Konsep Ramah Lingkungan pada Toilet Umum
Sebuah
kawasan wisata perlu mendapatkan layanan toilet umum yang nyaman, sehat,
memiliki nilai estetika, dan terpelihara dengan baik. Toilet umum, selain
berfungsi sebagai tempat buang air besar dan buang air kecil, juga menjadi
tempat membasuh tangan. Kebersihannya mencerminkan budaya bangsa (Bagiastra
& Damayanti, 2021).
Kehadiran
kawasan wisata juga harus memperhatikan kondisi lingkungan dan mengurangi
dampak negatif yang ditimbulkan dari kegiatan pariwisata tersebut. Pengurangan
dampak negatif terhadap lingkungan di kawasan wisata salah satunya dapat
dilakukan dengan penyediaan infrastruktur toilet umum menggunakan konsep ramah
lingkungan. Istilah ramah lingkungan menunjukkan bahwa konsep yang digunakan
pada desain toilet umum tidak berdampak negatif terhadap lingkungan. Toilet
umum yang ramah lingkungan menggunakan material dan produk yang memiliki dampak
positif atau tidak berdampak negatif terhadap lingkungan. Produk yang ramah
lingkungan adalah produk yang terbarukan, dapat didaur ulang, dan produk yang
saat digunakan tidak merusak lingkungan (Ali, Lestari, & Putri, 2020).
Penerapan
konsep ramah lingkungan pada toilet umum dapat diimplementasikan dengan
menggunakan teori desain biophilic yang menciptakan ruang sehat. Konsepnya
mengurangi pengaruh panas sehingga lingkungan lebih nyaman dan sehat secara
fisik maupun psikis (Zakiyaturrahmah, Nugroho, & Pramesti, 2017). Desain
biophilic serupa tetapi tidak sama dengan bangunan hijau (green building).

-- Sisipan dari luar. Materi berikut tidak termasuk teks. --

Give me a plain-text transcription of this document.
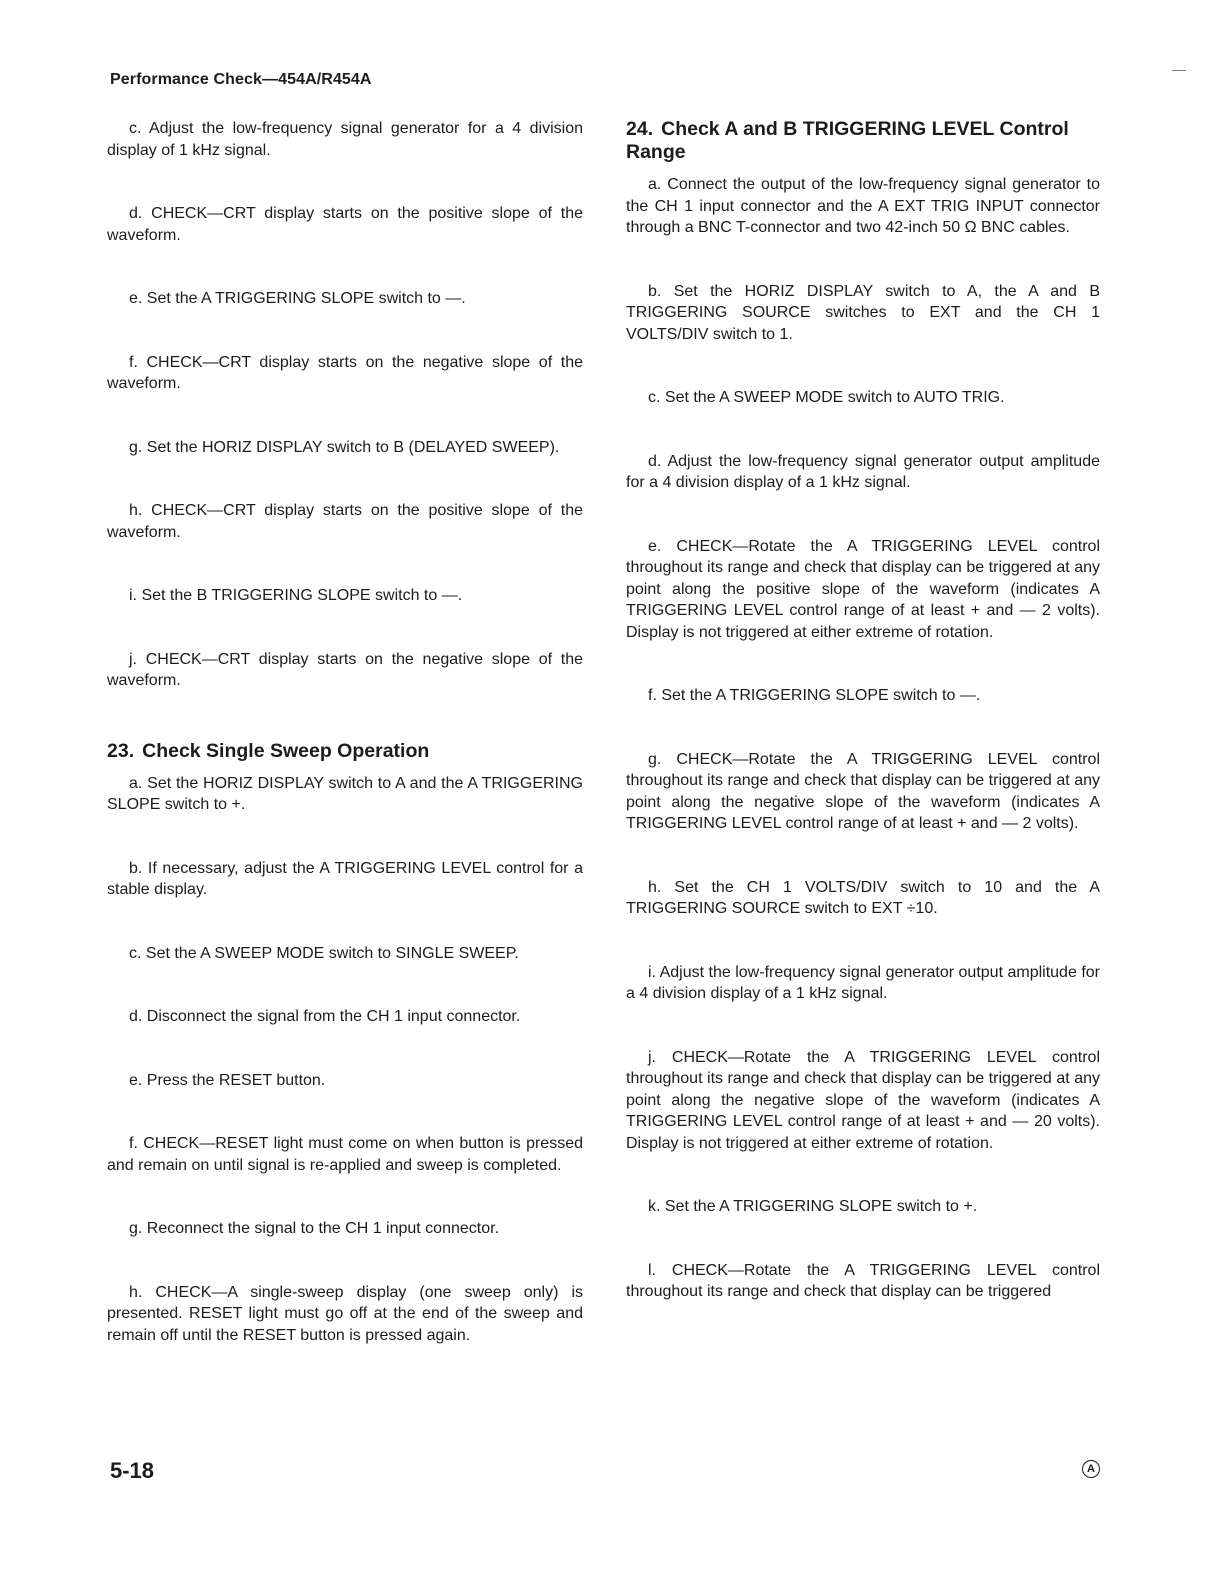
Performance Check—454A/R454A

c. Adjust the low-frequency signal generator for a 4 division display of 1 kHz signal.

d. CHECK—CRT display starts on the positive slope of the waveform.

e. Set the A TRIGGERING SLOPE switch to —.

f. CHECK—CRT display starts on the negative slope of the waveform.

g. Set the HORIZ DISPLAY switch to B (DELAYED SWEEP).

h. CHECK—CRT display starts on the positive slope of the waveform.

i. Set the B TRIGGERING SLOPE switch to —.

j. CHECK—CRT display starts on the negative slope of the waveform.

23. Check Single Sweep Operation

a. Set the HORIZ DISPLAY switch to A and the A TRIGGERING SLOPE switch to +.

b. If necessary, adjust the A TRIGGERING LEVEL control for a stable display.

c. Set the A SWEEP MODE switch to SINGLE SWEEP.

d. Disconnect the signal from the CH 1 input connector.

e. Press the RESET button.

f. CHECK—RESET light must come on when button is pressed and remain on until signal is re-applied and sweep is completed.

g. Reconnect the signal to the CH 1 input connector.

h. CHECK—A single-sweep display (one sweep only) is presented. RESET light must go off at the end of the sweep and remain off until the RESET button is pressed again.

24. Check A and B TRIGGERING LEVEL Control Range

a. Connect the output of the low-frequency signal generator to the CH 1 input connector and the A EXT TRIG INPUT connector through a BNC T-connector and two 42-inch 50 Ω BNC cables.

b. Set the HORIZ DISPLAY switch to A, the A and B TRIGGERING SOURCE switches to EXT and the CH 1 VOLTS/DIV switch to 1.

c. Set the A SWEEP MODE switch to AUTO TRIG.

d. Adjust the low-frequency signal generator output amplitude for a 4 division display of a 1 kHz signal.

e. CHECK—Rotate the A TRIGGERING LEVEL control throughout its range and check that display can be triggered at any point along the positive slope of the waveform (indicates A TRIGGERING LEVEL control range of at least + and — 2 volts). Display is not triggered at either extreme of rotation.

f. Set the A TRIGGERING SLOPE switch to —.

g. CHECK—Rotate the A TRIGGERING LEVEL control throughout its range and check that display can be triggered at any point along the negative slope of the waveform (indicates A TRIGGERING LEVEL control range of at least + and — 2 volts).

h. Set the CH 1 VOLTS/DIV switch to 10 and the A TRIGGERING SOURCE switch to EXT ÷10.

i. Adjust the low-frequency signal generator output amplitude for a 4 division display of a 1 kHz signal.

j. CHECK—Rotate the A TRIGGERING LEVEL control throughout its range and check that display can be triggered at any point along the negative slope of the waveform (indicates A TRIGGERING LEVEL control range of at least + and — 20 volts). Display is not triggered at either extreme of rotation.

k. Set the A TRIGGERING SLOPE switch to +.

l. CHECK—Rotate the A TRIGGERING LEVEL control throughout its range and check that display can be triggered

5-18	A
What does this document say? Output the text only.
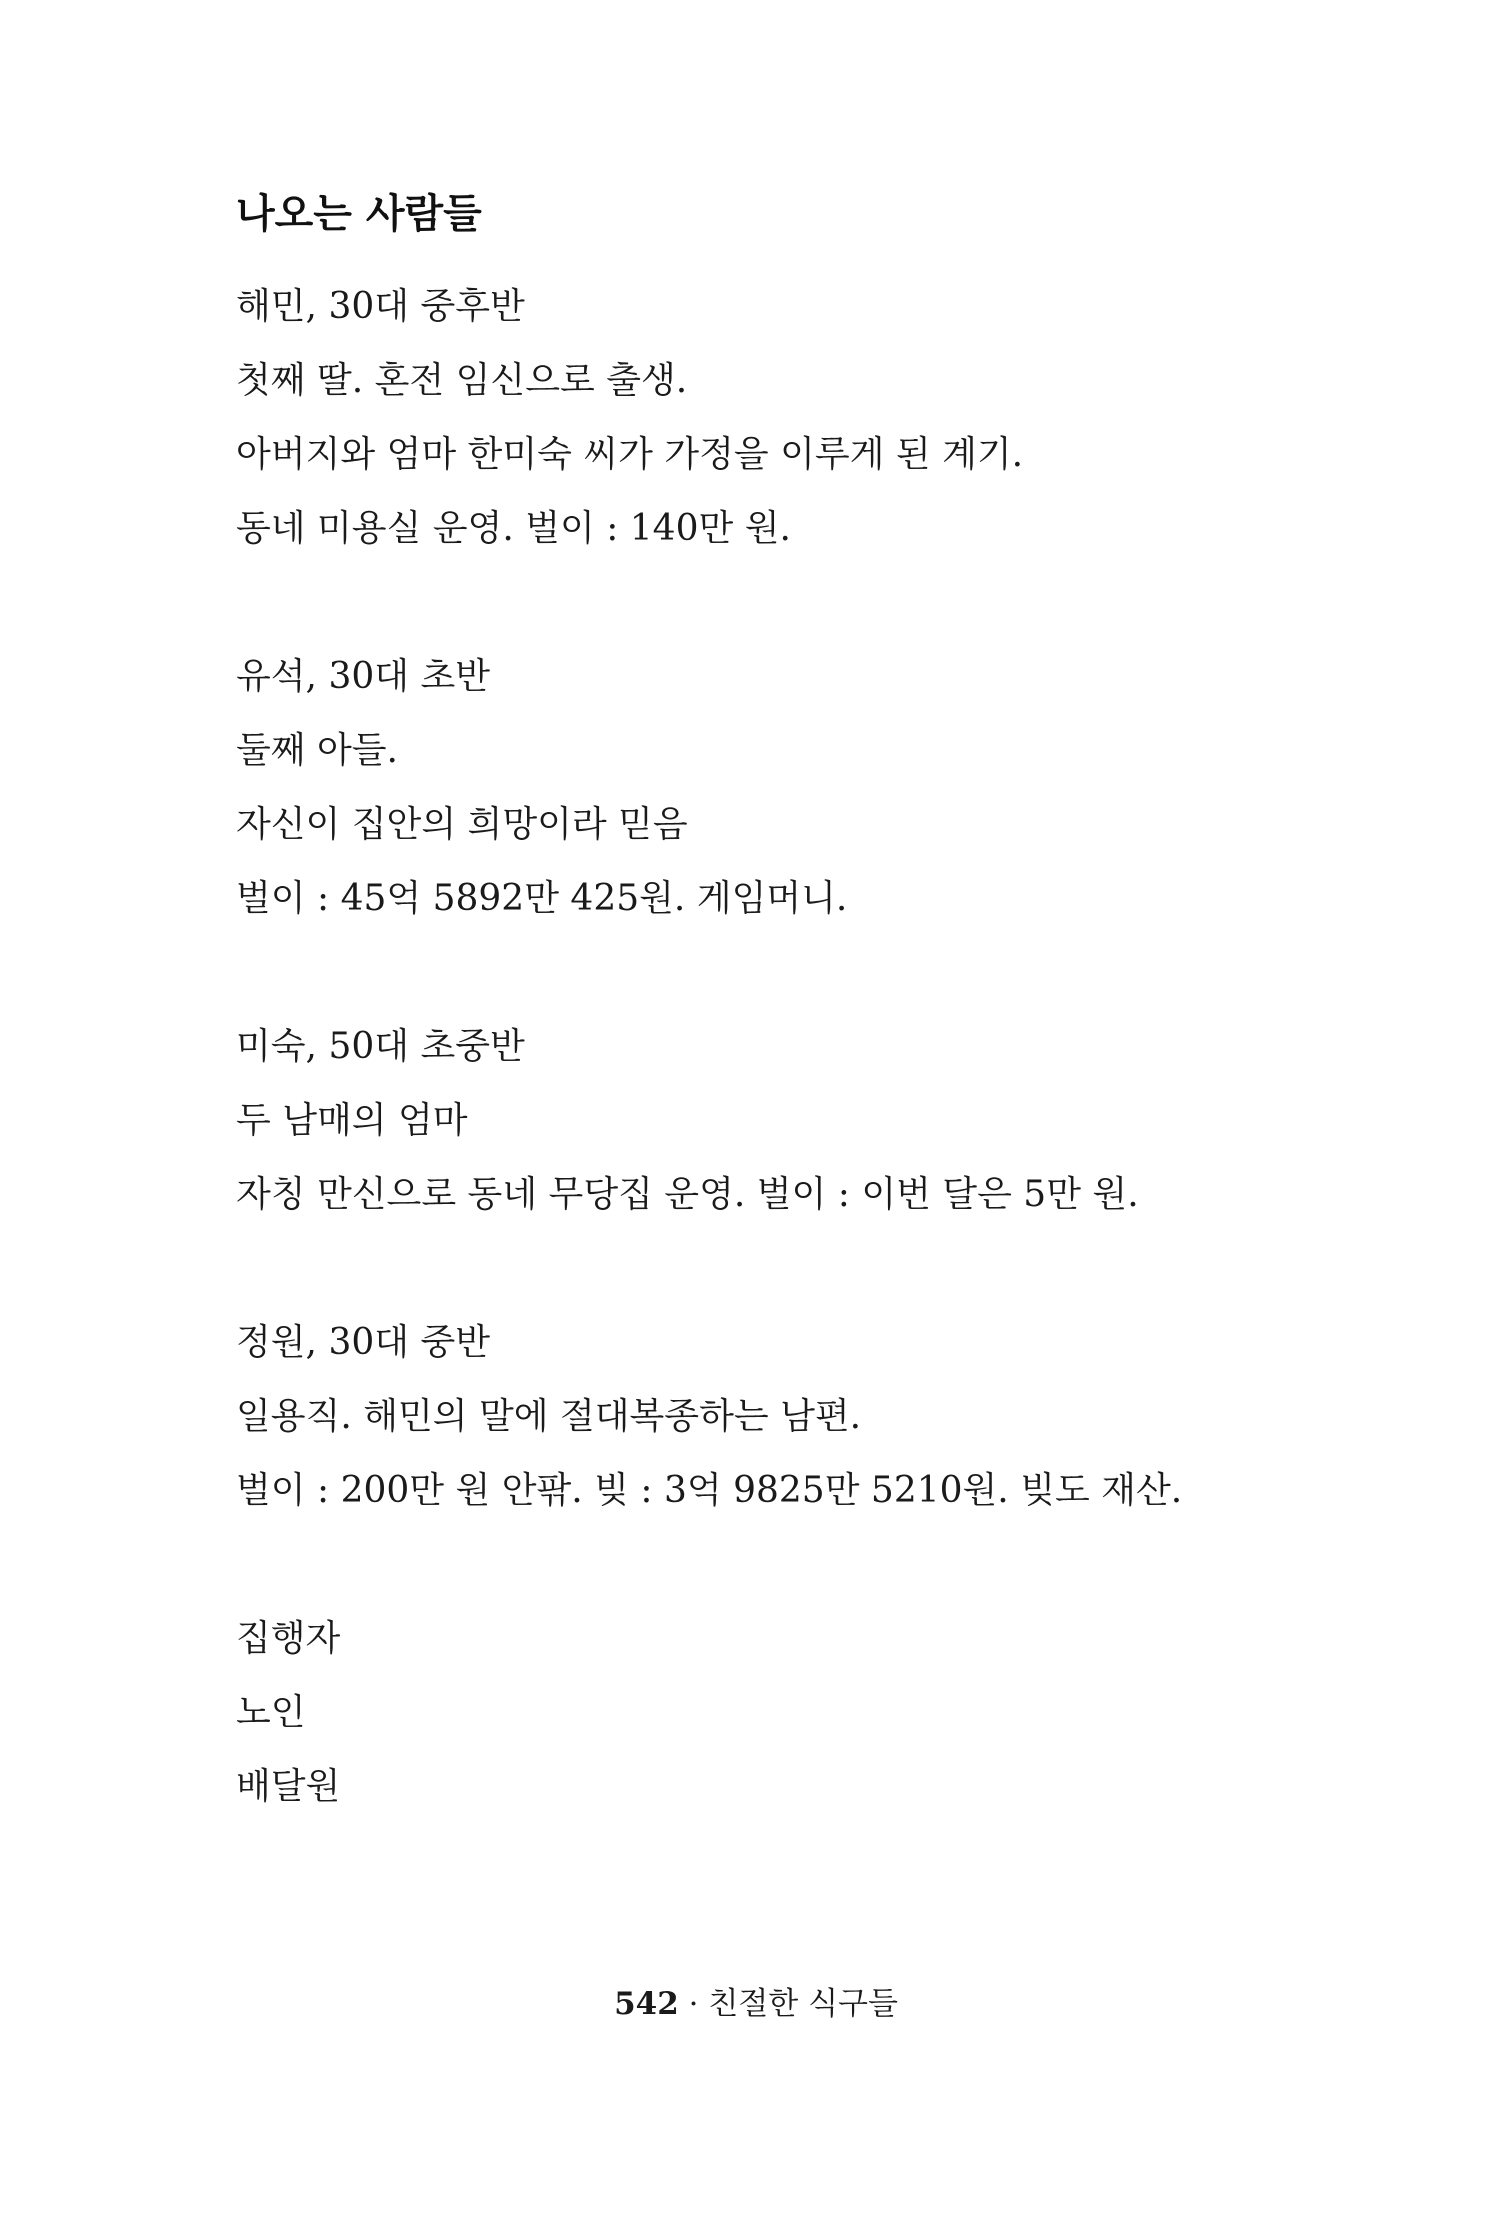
나오는 사람들
해민, 30대 중후반
첫째 딸. 혼전 임신으로 출생.
아버지와 엄마 한미숙 씨가 가정을 이루게 된 계기.
동네 미용실 운영. 벌이 : 140만 원.
유석, 30대 초반
둘째 아들.
자신이 집안의 희망이라 믿음
벌이 : 45억 5892만 425원. 게임머니.
미숙, 50대 초중반
두 남매의 엄마
자칭 만신으로 동네 무당집 운영. 벌이 : 이번 달은 5만 원.
정원, 30대 중반
일용직. 해민의 말에 절대복종하는 남편.
벌이 : 200만 원 안팎. 빚 : 3억 9825만 5210원. 빚도 재산.
집행자
노인
배달원
542 · 친절한 식구들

Konsep bangunan hijau hanya berorientasi pada bangunan gedung, sedangkan desain
biophilic lebih luas lagi. Menurut teori, desain biophilic dinilai dapat
mereduksi kesan-kesan negatif pada toilet umum karena sifatnya yang menjadikan
alam sebagai elemen dalam meningkatkan kualitas ruang dan manusia sebagai
penggunanya. Desain biophilic dapat dikelompokkan menjadi tiga fokus yaitu,
hubungan langsung dengan komponen alam atau “nature in the space”, keberadaan
atau eksistensi alam atau “natural analogies”, dan wujud bentang alam atau
“nature of the space” (Balai Litbang Perumahan Wilayah I Medan, 2020). Namun,
perancangan desain toilet umum pada kawasan wisata yang paling sesuai dengan
konsep ramah lingkungan adalah konsep desain biophilic yang berfokus langsung
dengan komponen alam (nature in the space). Terdapat beberapa komponen utama
pada hubungan langsung tersebut, yaitu melalui hubungan visual dan tidak
visual, hubungan dengan suhu, aliran udara, air, dan cahaya (Zakiyaturrahmah
dkk, 2017). Hubungan langsung dapat dilakukan dengan melihat objeknya misalnya
pintu, jendela, posisi tempat cuci tangan, kloset, dan urinal. Hubungan
langsung dapat juga dilakukan dengan mendengar, merasakan, atau mencium aroma
tertentu. Cahaya lampu dapat dilihat sedangkan perubahan suhu, aliran udara,
hanya dapat dirasakan.
Dengan
demikian, perancangan toilet umum pada kawasan wisata yang menggunakan konsep
biophilic design nature in the space pada prinsipnya dapat menggunakan
hubungan-hubungan tersebut (Balai Litbang Perumahan Wilayah I Medan, 2020).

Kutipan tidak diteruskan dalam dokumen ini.